Thea sent over this collection of Australian roadsigns that is postmarked last Wednesday and arrived today. Now that’s what I call service. One place you won’t get service is at the traditional outback dunny. Any port in a storm, I guess; when you gotta go, you gotta go. Dunny is, of course, Australian slang for any toilet or toilet facility. Nobody’s really sure where the word came from, but it was first used in print in the 1950s and may originate from an older word, dunegan (or dunnakin) which meant the same thing. I’m sure this does not reflect poorly on anyone of Irish extraction named Dunegan.
(Do you realize that a toilet is probably the only thing in the English language that doesn’t have a name? Even the word toilet is a euphemism, as is every other word I can think of to describe it.)

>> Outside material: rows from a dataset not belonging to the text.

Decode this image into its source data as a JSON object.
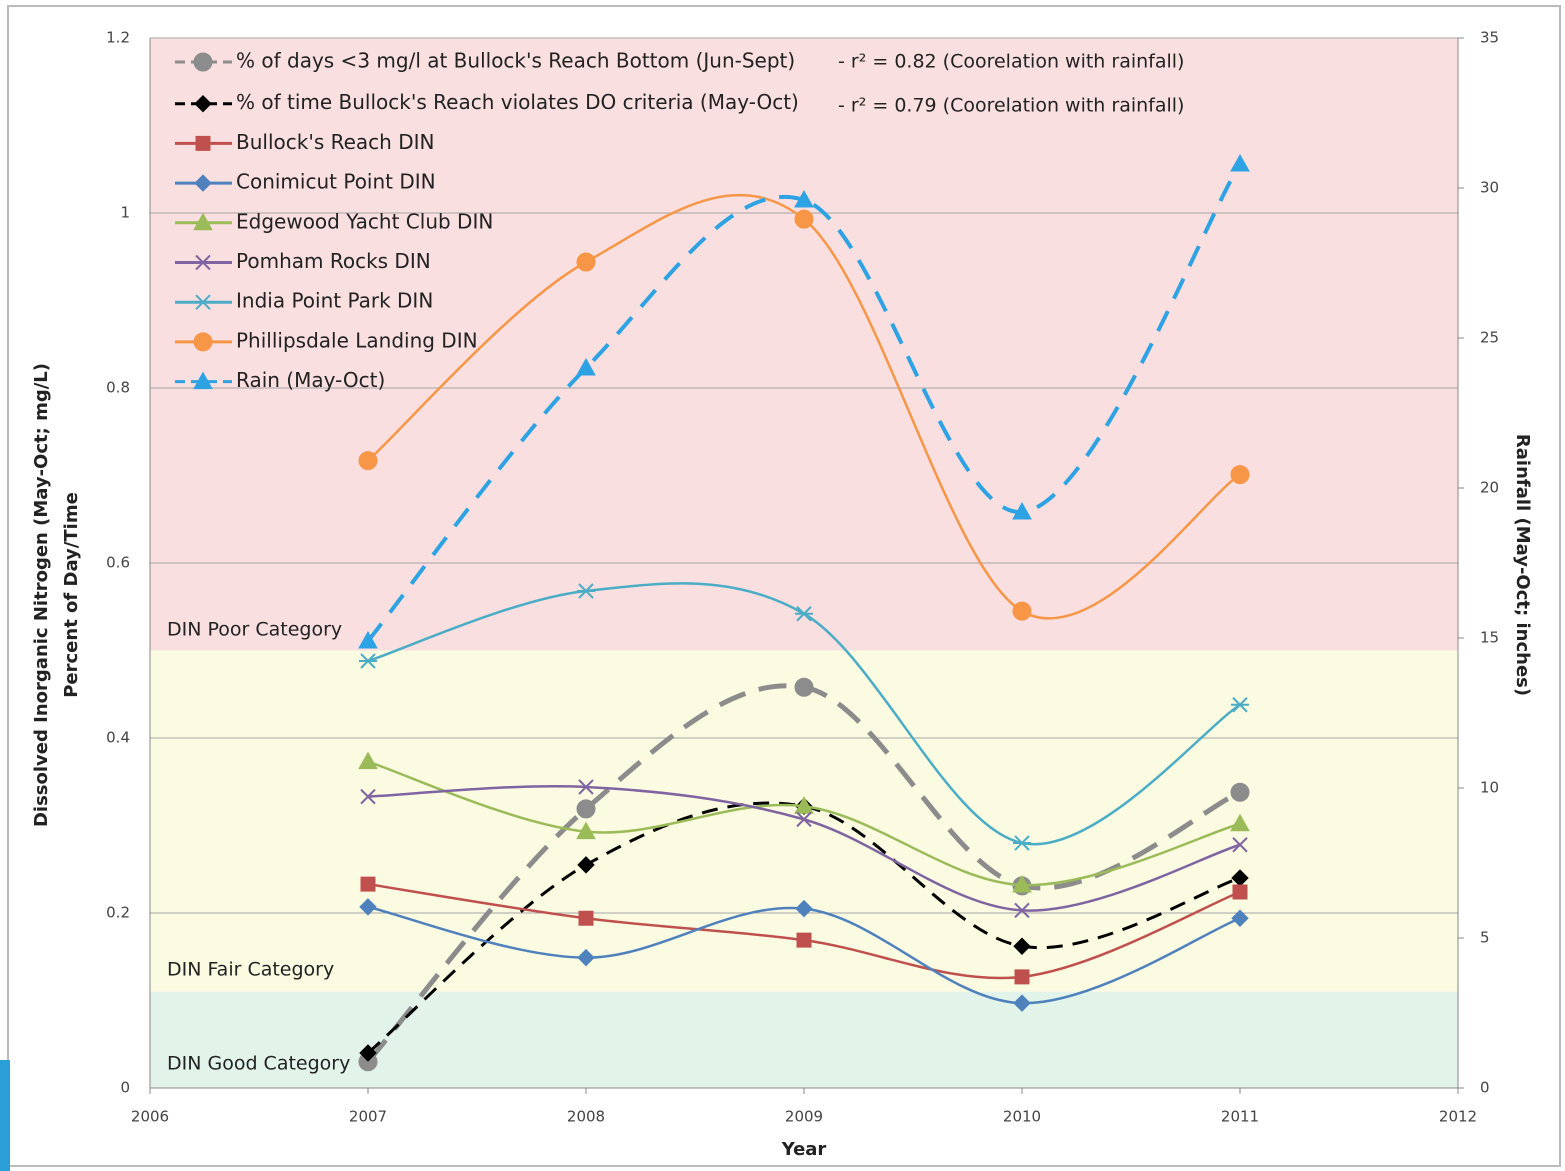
{
  "chart_data": {
    "type": "line",
    "x": [
      2007,
      2008,
      2009,
      2010,
      2011
    ],
    "xlim": [
      2006,
      2012
    ],
    "xticks": [
      2006,
      2007,
      2008,
      2009,
      2010,
      2011,
      2012
    ],
    "ylim": [
      0,
      1.2
    ],
    "yticks": [
      0,
      0.2,
      0.4,
      0.6,
      0.8,
      1,
      1.2
    ],
    "y2lim": [
      0,
      35
    ],
    "y2ticks": [
      0,
      5,
      10,
      15,
      20,
      25,
      30,
      35
    ],
    "grid": true,
    "x_label": "Year",
    "y_label": [
      "Dissolved Inorganic Nitrogen (May-Oct; mg/L)",
      "Percent of Day/Time"
    ],
    "y2_label": "Rainfall (May-Oct; inches)",
    "bands": [
      {
        "label": "DIN Poor Category",
        "from": 0.5,
        "to": 1.2,
        "color": "#f9dfe0"
      },
      {
        "label": "DIN Fair Category",
        "from": 0.11,
        "to": 0.5,
        "color": "#fbfbe2"
      },
      {
        "label": "DIN Good Category",
        "from": 0,
        "to": 0.11,
        "color": "#e2f3ea"
      }
    ],
    "annotations": [
      "-  r² = 0.82 (Coorelation with rainfall)",
      "-  r² = 0.79 (Coorelation with rainfall)"
    ],
    "series": [
      {
        "name": "% of days <3 mg/l at Bullock's Reach Bottom (Jun-Sept)",
        "color": "#8c8c8c",
        "marker": "circle",
        "dashed": true,
        "values": [
          0.03,
          0.319,
          0.458,
          0.231,
          0.338
        ]
      },
      {
        "name": "% of time Bullock's Reach violates DO criteria (May-Oct)",
        "color": "#000000",
        "marker": "diamond",
        "dashed": true,
        "values": [
          0.04,
          0.255,
          0.322,
          0.162,
          0.24
        ]
      },
      {
        "name": "Bullock's Reach DIN",
        "color": "#c0504d",
        "marker": "square",
        "values": [
          0.233,
          0.194,
          0.169,
          0.127,
          0.224
        ]
      },
      {
        "name": "Conimicut Point DIN",
        "color": "#4f81bd",
        "marker": "diamond",
        "values": [
          0.207,
          0.149,
          0.205,
          0.097,
          0.194
        ]
      },
      {
        "name": "Edgewood Yacht Club DIN",
        "color": "#9bbb59",
        "marker": "triangle",
        "values": [
          0.373,
          0.293,
          0.322,
          0.232,
          0.302
        ]
      },
      {
        "name": "Pomham Rocks DIN",
        "color": "#8064a2",
        "marker": "x",
        "values": [
          0.333,
          0.344,
          0.307,
          0.203,
          0.278
        ]
      },
      {
        "name": "India Point Park DIN",
        "color": "#4bacc6",
        "marker": "star",
        "values": [
          0.488,
          0.568,
          0.542,
          0.28,
          0.438
        ]
      },
      {
        "name": "Phillipsdale Landing DIN",
        "color": "#f79646",
        "marker": "circle",
        "values": [
          0.717,
          0.944,
          0.993,
          0.545,
          0.701
        ]
      },
      {
        "name": "Rain (May-Oct)",
        "color": "#2ea3e3",
        "marker": "triangle",
        "dashed": true,
        "axis": "y2",
        "values": [
          14.9,
          24.0,
          29.6,
          19.2,
          30.8
        ]
      }
    ]
  }
}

Speaking of insulting Australian slang, we Yanks are sometimes referred to as seppos. Apparently rhyming slang survived the trip from Cockney London, which is why, for example, Cockneys refer to a flight of stairs as apples. (No, really — stairs rhymes with apples and pears, which is usually shortened to apples.) In any case, the Aussies have taken it a step further by rhyming Yank with septic tank (supposedly because Yanks talk a lot of, well, you know), then shortening that to seppo. It must be confusing — making up a word based on rhyming slang, then having to tell everyone what the hell you’re talking about.
I guess it could be worse; they call New Zealanders sheepshaggers.